His swollen knees felt like they were crumbling underneath him with every step and he limped to try and ease the pressure. But his limp rocked him from side to side, and every now and then it looked like he’d rocked himself a bit too hard, and he was going to topple over and fall into the boggy ditch that ran along beside the road. But somehow he stayed on his feet. He passed a massage shop on the way back to his room. A smiley plump lady sat outside, dressed in a polo shirt and tight slacks called to him seductively, “Hello, welcome to massage!”

He slowly and with a painful grimace angled his neck round to look at her. She wouldn’t care about the illness, he thought. She’s only thinking about the money; she’d sort me out. But something made him pass on a massage.

“Not today, thank you. Maybe tomorrow,” he croaked, forcing a painful smile from his thin cracked lips before shuffling on. All he wanted to do was sleep.
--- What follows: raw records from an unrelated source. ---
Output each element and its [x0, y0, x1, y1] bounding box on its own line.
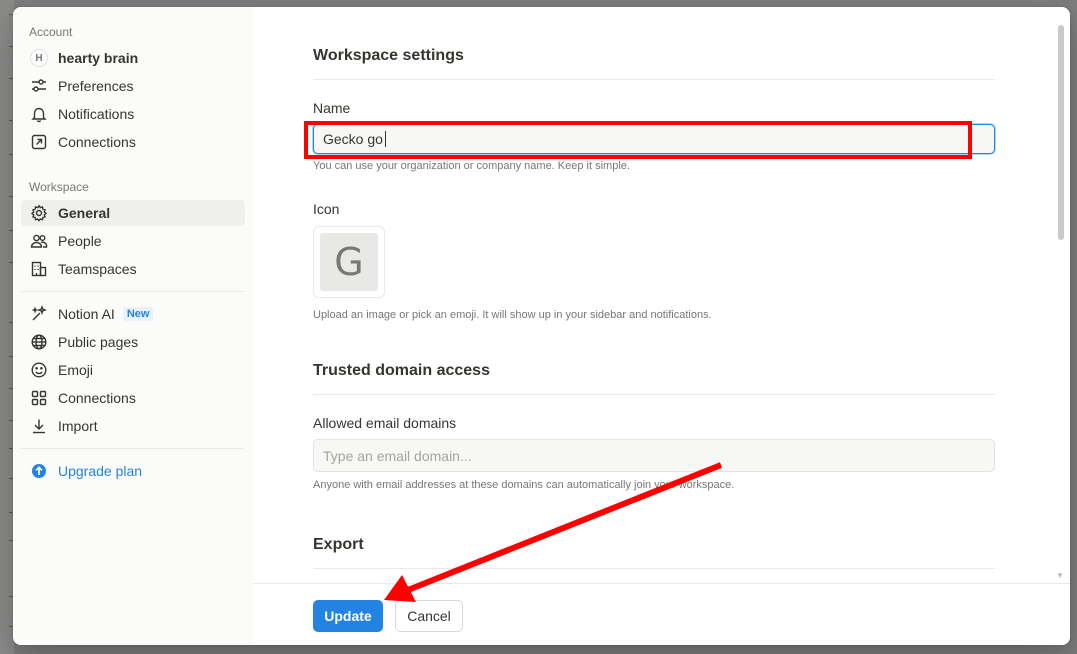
- sidebar-item-label: hearty brain: [58, 50, 139, 66]
- sidebar-item-emoji[interactable]: Emoji: [21, 357, 245, 383]
- workspace-name-input[interactable]: Gecko go: [313, 124, 995, 154]
- update-button[interactable]: Update: [313, 600, 383, 632]
- scrollbar-thumb[interactable]: [1058, 25, 1064, 240]
- sidebar-item-upgrade-plan[interactable]: Upgrade plan: [21, 458, 245, 484]
- scroll-down-arrow-icon[interactable]: ▼: [1056, 571, 1064, 580]
- sidebar-item-label: Connections: [58, 390, 136, 406]
- download-icon: [30, 417, 48, 435]
- avatar: H: [30, 49, 48, 67]
- sidebar-item-label: General: [58, 205, 111, 221]
- ai-sparkle-icon: [30, 305, 48, 323]
- icon-label: Icon: [313, 201, 340, 217]
- globe-icon: [30, 333, 48, 351]
- grid-icon: [30, 389, 48, 407]
- sidebar-item-label: Import: [58, 418, 98, 434]
- arrow-up-right-box-icon: [30, 133, 48, 151]
- sidebar-item-label: Teamspaces: [58, 261, 137, 277]
- sidebar-item-preferences[interactable]: Preferences: [21, 73, 245, 99]
- allowed-email-domains-label: Allowed email domains: [313, 415, 457, 431]
- sidebar-divider: [21, 291, 245, 292]
- gear-icon: [30, 204, 48, 222]
- sidebar-item-label: Preferences: [58, 78, 134, 94]
- account-section-label: Account: [29, 25, 73, 39]
- sidebar-item-people[interactable]: People: [21, 228, 245, 254]
- sidebar-item-label: Upgrade plan: [58, 463, 143, 479]
- sidebar-item-label: Notion AI: [58, 306, 115, 322]
- settings-modal: Account H hearty brain Preferences Notif…: [13, 7, 1070, 645]
- sidebar-item-notifications[interactable]: Notifications: [21, 101, 245, 127]
- content-scrollbar[interactable]: ▼: [1056, 21, 1066, 591]
- sidebar-item-connections-account[interactable]: Connections: [21, 129, 245, 155]
- text-caret: [384, 131, 386, 147]
- sidebar-item-label: Connections: [58, 134, 136, 150]
- bell-icon: [30, 105, 48, 123]
- name-help-text: You can use your organization or company…: [313, 160, 630, 172]
- section-divider: [313, 79, 995, 80]
- sidebar-item-public-pages[interactable]: Public pages: [21, 329, 245, 355]
- people-icon: [30, 232, 48, 250]
- sidebar-item-connections-workspace[interactable]: Connections: [21, 385, 245, 411]
- trusted-domain-title: Trusted domain access: [313, 362, 490, 379]
- workspace-icon-letter: G: [320, 233, 378, 291]
- building-icon: [30, 260, 48, 278]
- icon-help-text: Upload an image or pick an emoji. It wil…: [313, 309, 712, 321]
- sidebar-item-label: Emoji: [58, 362, 94, 378]
- workspace-section-label: Workspace: [29, 180, 89, 194]
- sidebar-item-import[interactable]: Import: [21, 413, 245, 439]
- sliders-icon: [30, 77, 48, 95]
- sidebar-divider: [21, 448, 245, 449]
- modal-footer: Update Cancel: [253, 583, 1070, 645]
- settings-content: Workspace settings Name Gecko go You can…: [253, 7, 1070, 583]
- domain-help-text: Anyone with email addresses at these dom…: [313, 479, 735, 491]
- email-domain-placeholder: Type an email domain...: [323, 447, 472, 464]
- section-divider: [313, 394, 995, 395]
- sidebar-item-label: Public pages: [58, 334, 139, 350]
- workspace-name-value: Gecko go: [323, 131, 383, 147]
- sidebar-item-teamspaces[interactable]: Teamspaces: [21, 256, 245, 282]
- smiley-icon: [30, 361, 48, 379]
- workspace-icon-picker[interactable]: G: [313, 226, 385, 298]
- workspace-settings-title: Workspace settings: [313, 47, 464, 64]
- sidebar-item-account-user[interactable]: H hearty brain: [21, 45, 245, 71]
- arrow-up-circle-icon: [30, 462, 48, 480]
- email-domain-input[interactable]: Type an email domain...: [313, 439, 995, 472]
- background-app-strip: [0, 0, 15, 654]
- sidebar-item-general[interactable]: General: [21, 200, 245, 226]
- section-divider: [313, 568, 995, 569]
- name-label: Name: [313, 100, 351, 116]
- export-title: Export: [313, 536, 364, 553]
- sidebar-item-label: People: [58, 233, 102, 249]
- new-badge: New: [122, 307, 154, 321]
- cancel-button[interactable]: Cancel: [395, 600, 463, 632]
- sidebar-item-notion-ai[interactable]: Notion AI New: [21, 301, 245, 327]
- settings-sidebar: Account H hearty brain Preferences Notif…: [13, 7, 253, 645]
- sidebar-item-label: Notifications: [58, 106, 135, 122]
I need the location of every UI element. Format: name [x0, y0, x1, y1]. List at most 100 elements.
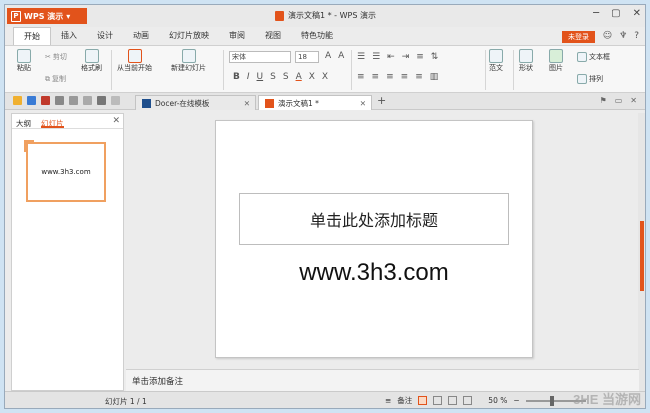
slide-thumbnail[interactable]: www.3h3.com	[26, 142, 106, 202]
text-direction-icon[interactable]: ⇅	[431, 52, 439, 62]
new-slide-label: 新建幻灯片	[171, 64, 206, 72]
doc-tab-docer[interactable]: Docer-在线模板 ✕	[135, 95, 256, 110]
tab-design[interactable]: 设计	[87, 27, 123, 45]
skin-icon[interactable]: ☺	[603, 31, 612, 41]
columns-icon[interactable]: ▥	[430, 72, 439, 82]
template-label: 范文	[489, 64, 503, 72]
close-icon[interactable]: ✕	[633, 8, 641, 19]
tab-outline[interactable]: 大纲	[16, 118, 31, 128]
slide-editor: 单击此处添加标题 www.3h3.com	[126, 113, 639, 369]
from-current-button[interactable]: 从当前开始	[117, 49, 152, 73]
notes-toggle-label[interactable]: 备注	[397, 395, 412, 406]
help-icon[interactable]: ?	[634, 31, 639, 41]
font-shrink-icon[interactable]: A	[338, 51, 344, 61]
title-placeholder[interactable]: 单击此处添加标题	[239, 193, 509, 245]
login-button[interactable]: 未登录	[562, 31, 595, 43]
tab-animation[interactable]: 动画	[123, 27, 159, 45]
template-button[interactable]: 范文	[489, 49, 503, 73]
close-icon[interactable]: ✕	[244, 99, 250, 108]
italic-icon[interactable]: I	[247, 72, 250, 82]
preview-icon[interactable]	[69, 96, 78, 105]
shadow-icon[interactable]: S	[283, 72, 289, 82]
tab-slideshow[interactable]: 幻灯片放映	[159, 27, 219, 45]
close-icon[interactable]: ✕	[112, 116, 120, 126]
page-indicator: 幻灯片 1 / 1	[105, 397, 147, 406]
sorter-view-button[interactable]	[433, 396, 443, 405]
new-slide-button[interactable]: 新建幻灯片	[171, 49, 206, 73]
shape-button[interactable]: 形状	[519, 49, 533, 73]
picture-button[interactable]: 图片	[549, 49, 563, 73]
tab-insert[interactable]: 插入	[51, 27, 87, 45]
presentation-icon	[265, 98, 274, 108]
normal-view-button[interactable]	[418, 396, 428, 405]
textbox-button[interactable]: 文本框	[577, 52, 610, 62]
font-name-select[interactable]: 宋体	[229, 51, 291, 63]
status-right-controls: ≡ 备注 50 % −	[385, 395, 586, 406]
copy-icon: ⧉	[45, 74, 50, 83]
undo-icon[interactable]	[97, 96, 106, 105]
line-spacing-icon[interactable]: ≡	[416, 52, 424, 62]
slideshow-view-button[interactable]	[463, 396, 473, 405]
justify-icon[interactable]: ≡	[401, 72, 409, 82]
new-tab-icon[interactable]: +	[377, 94, 386, 107]
open-icon[interactable]	[13, 96, 22, 105]
export-pdf-icon[interactable]	[41, 96, 50, 105]
save-icon[interactable]	[27, 96, 36, 105]
tab-view[interactable]: 视图	[255, 27, 291, 45]
doc-tab-presentation[interactable]: 演示文稿1 * ✕	[258, 95, 372, 110]
tab-features[interactable]: 特色功能	[291, 27, 343, 45]
paste-button[interactable]: 粘贴	[17, 49, 31, 73]
distribute-icon[interactable]: ≡	[415, 72, 423, 82]
font-size-select[interactable]: 18	[295, 51, 319, 63]
close-icon[interactable]: ✕	[360, 99, 366, 108]
tab-home[interactable]: 开始	[13, 27, 51, 45]
spellcheck-icon[interactable]	[83, 96, 92, 105]
notes-toggle-icon[interactable]: ≡	[385, 396, 391, 405]
presentation-icon	[275, 10, 284, 21]
subscript-icon[interactable]: X	[322, 72, 328, 82]
restore-icon[interactable]: ▭	[615, 96, 623, 105]
redo-icon[interactable]	[111, 96, 120, 105]
indent-decrease-icon[interactable]: ⇤	[387, 52, 395, 62]
tab-slides[interactable]: 幻灯片	[41, 118, 64, 128]
scroll-thumb[interactable]	[640, 221, 644, 291]
format-painter-button[interactable]: 格式刷	[81, 49, 102, 73]
slide-content-text[interactable]: www.3h3.com	[216, 259, 532, 287]
quick-access-bar: Docer-在线模板 ✕ 演示文稿1 * ✕ + ⚑ ▭ ✕	[5, 93, 645, 110]
bold-icon[interactable]: B	[233, 72, 240, 82]
slide-canvas[interactable]: 单击此处添加标题 www.3h3.com	[215, 120, 533, 358]
top-right-icons: ☺ ♆ ?	[603, 31, 639, 41]
pin-icon[interactable]: ⚑	[600, 96, 607, 105]
print-icon[interactable]	[55, 96, 64, 105]
superscript-icon[interactable]: X	[309, 72, 315, 82]
shirt-icon[interactable]: ♆	[619, 31, 627, 41]
font-color-icon[interactable]: A	[296, 72, 302, 82]
maximize-icon[interactable]: ▢	[611, 8, 620, 19]
arrange-button[interactable]: 排列	[577, 74, 603, 84]
font-grow-icon[interactable]: A	[325, 51, 331, 61]
zoom-out-icon[interactable]: −	[513, 396, 519, 405]
new-slide-icon	[181, 49, 196, 63]
format-painter-label: 格式刷	[81, 64, 102, 72]
app-menu-button[interactable]: P WPS 演示 ▾	[7, 8, 87, 24]
vertical-scrollbar[interactable]	[638, 113, 645, 391]
tab-review[interactable]: 审阅	[219, 27, 255, 45]
align-left-icon[interactable]: ≡	[357, 72, 365, 82]
minimize-icon[interactable]: ─	[593, 8, 599, 19]
copy-button[interactable]: ⧉ 复制	[45, 74, 66, 84]
align-center-icon[interactable]: ≡	[372, 72, 380, 82]
align-right-icon[interactable]: ≡	[386, 72, 394, 82]
indent-increase-icon[interactable]: ⇥	[402, 52, 410, 62]
panel-tabs: 大纲 幻灯片	[12, 114, 123, 129]
notes-area[interactable]: 单击添加备注	[126, 369, 639, 391]
bullet-list-icon[interactable]: ☰	[357, 52, 365, 62]
notes-placeholder: 单击添加备注	[132, 377, 184, 387]
paste-label: 粘贴	[17, 64, 31, 72]
number-list-icon[interactable]: ☰	[372, 52, 380, 62]
strikethrough-icon[interactable]: S	[270, 72, 276, 82]
reading-view-button[interactable]	[448, 396, 458, 405]
close-doc-icon[interactable]: ✕	[630, 96, 637, 105]
paragraph-group-bottom: ≡ ≡ ≡ ≡ ≡ ▥	[357, 72, 438, 82]
cut-button[interactable]: ✂ 剪切	[45, 52, 67, 62]
underline-icon[interactable]: U	[257, 72, 264, 82]
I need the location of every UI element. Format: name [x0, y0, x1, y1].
Back at his little bamboo bungalow he took a cold beer from the fridge and then sat on his porch, watching the shells and wind chimes hanging from the ceiling above him gently dance in the humid air; and the small colourful birds with long, thin beaks sip nectar from flowers and skip along the tree branches. He never normally noticed them or their shrill chirp, but today they seemed to be all around him. He felt at peace. He finished his beer and belched loudly but the birds didn’t seem to mind. They just flinched for a second and then sung back at him. He shuffled inside and lay down on his bed. He lay under the fan. The fan felt cool and soothing on his hot blistered skin. He hiccupped and tasted his hoppy beer again. Then he fell asleep and died.